Garde ton cœur

 

 

Je te vois venir, au bord de la route,

Brunette des champs, fille de chez nous.

À te voir passer, plus d’un gâs, sans doute,

De près ou de loin, te font les yeux doux ;

 

Ne les laisse pas te conter fleurette,

Ils ne peuvent point t’offrir le bonheur.

Ah ! garde ton cœur, faluron lurette,

Ah ! garde ton cœur pour un moissonneur !

 

Si les beaux messieurs d’une belle ville,

Jolis chapeaux durs et jolis souliers,

Esclaves du luxe et de l’or servile,

Viennent déposer leur cœur à tes pieds ;

 

Ne les laisse pas te conter fleurette,

Ils ne peuvent point t’offrir le bonheur.

Ah ! garde ton cœur, faluron lurette,

Ah ! garde ton cœur pour un moissonneur !

 

Car le ciel te veut à la place même

Où doivent germer les blés d’autrefois.

Aux beaux cavaliers qui diront : je t’aime !

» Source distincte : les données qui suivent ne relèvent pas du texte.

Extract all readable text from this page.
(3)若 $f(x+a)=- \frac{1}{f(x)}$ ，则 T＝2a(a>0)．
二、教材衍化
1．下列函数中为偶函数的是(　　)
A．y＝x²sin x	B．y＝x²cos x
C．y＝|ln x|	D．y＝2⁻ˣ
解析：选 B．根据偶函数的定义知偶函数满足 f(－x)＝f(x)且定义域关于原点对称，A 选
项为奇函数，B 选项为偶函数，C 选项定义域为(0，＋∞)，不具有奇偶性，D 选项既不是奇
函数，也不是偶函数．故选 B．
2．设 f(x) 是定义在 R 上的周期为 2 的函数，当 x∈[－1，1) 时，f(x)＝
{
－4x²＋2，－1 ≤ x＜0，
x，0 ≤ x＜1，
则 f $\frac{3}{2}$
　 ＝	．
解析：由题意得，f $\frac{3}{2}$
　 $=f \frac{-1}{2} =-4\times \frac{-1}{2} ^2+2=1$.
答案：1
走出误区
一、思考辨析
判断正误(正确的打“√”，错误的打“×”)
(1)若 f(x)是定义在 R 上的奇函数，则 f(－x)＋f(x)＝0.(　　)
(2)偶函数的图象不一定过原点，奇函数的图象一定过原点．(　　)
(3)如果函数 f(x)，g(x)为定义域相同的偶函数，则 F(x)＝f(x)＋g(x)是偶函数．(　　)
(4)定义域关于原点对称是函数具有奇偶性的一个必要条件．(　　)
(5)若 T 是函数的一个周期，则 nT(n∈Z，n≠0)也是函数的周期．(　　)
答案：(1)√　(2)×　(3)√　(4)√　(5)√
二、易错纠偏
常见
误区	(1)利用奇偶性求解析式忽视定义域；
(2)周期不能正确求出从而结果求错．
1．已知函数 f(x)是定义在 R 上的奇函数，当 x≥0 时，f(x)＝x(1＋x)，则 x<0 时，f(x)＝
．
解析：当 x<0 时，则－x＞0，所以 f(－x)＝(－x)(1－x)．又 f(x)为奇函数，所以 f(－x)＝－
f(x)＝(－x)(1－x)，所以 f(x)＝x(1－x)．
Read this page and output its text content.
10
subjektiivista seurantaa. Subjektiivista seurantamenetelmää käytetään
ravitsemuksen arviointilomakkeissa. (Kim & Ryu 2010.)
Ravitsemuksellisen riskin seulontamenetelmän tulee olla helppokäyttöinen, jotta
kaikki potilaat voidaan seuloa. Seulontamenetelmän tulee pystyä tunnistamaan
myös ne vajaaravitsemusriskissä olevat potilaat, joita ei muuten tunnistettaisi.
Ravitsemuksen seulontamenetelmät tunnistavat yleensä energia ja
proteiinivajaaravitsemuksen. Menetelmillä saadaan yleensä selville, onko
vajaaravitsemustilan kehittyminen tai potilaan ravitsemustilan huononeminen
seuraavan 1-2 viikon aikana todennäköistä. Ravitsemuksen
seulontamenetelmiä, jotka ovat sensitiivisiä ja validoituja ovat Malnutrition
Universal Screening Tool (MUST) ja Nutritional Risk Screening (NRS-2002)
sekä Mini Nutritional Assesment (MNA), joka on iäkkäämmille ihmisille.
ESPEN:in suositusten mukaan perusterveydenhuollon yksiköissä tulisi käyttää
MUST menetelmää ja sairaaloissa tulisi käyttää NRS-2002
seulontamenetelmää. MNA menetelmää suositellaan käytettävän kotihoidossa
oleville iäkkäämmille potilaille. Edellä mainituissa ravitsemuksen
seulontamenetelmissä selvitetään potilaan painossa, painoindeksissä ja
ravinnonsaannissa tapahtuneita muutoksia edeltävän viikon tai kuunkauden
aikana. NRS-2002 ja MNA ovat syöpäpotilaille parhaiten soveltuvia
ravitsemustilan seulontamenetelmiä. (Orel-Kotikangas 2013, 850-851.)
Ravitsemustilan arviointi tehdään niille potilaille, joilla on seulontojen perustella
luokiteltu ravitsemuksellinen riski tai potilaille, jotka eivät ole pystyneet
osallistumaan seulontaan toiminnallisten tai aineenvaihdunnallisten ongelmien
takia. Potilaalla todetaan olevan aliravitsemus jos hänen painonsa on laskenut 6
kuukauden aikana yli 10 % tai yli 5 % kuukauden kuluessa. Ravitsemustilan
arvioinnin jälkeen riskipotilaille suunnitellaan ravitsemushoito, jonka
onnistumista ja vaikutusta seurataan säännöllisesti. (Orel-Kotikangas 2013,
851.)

Réponds fièrement de ta douce voix :

 

Ah ! ne venez pas me conter fleurette.

Vous ne pouvez point m’offrir le bonheur.

Je garde mon cœur, faluron lurette.

Je garde mon cœur pour un moissonneur !

 

 

Blanche LAMONTAGNE.

 

Paru dans Le Parler français, bulletin de la Société

du Parler français au Canada, en septembre 1914.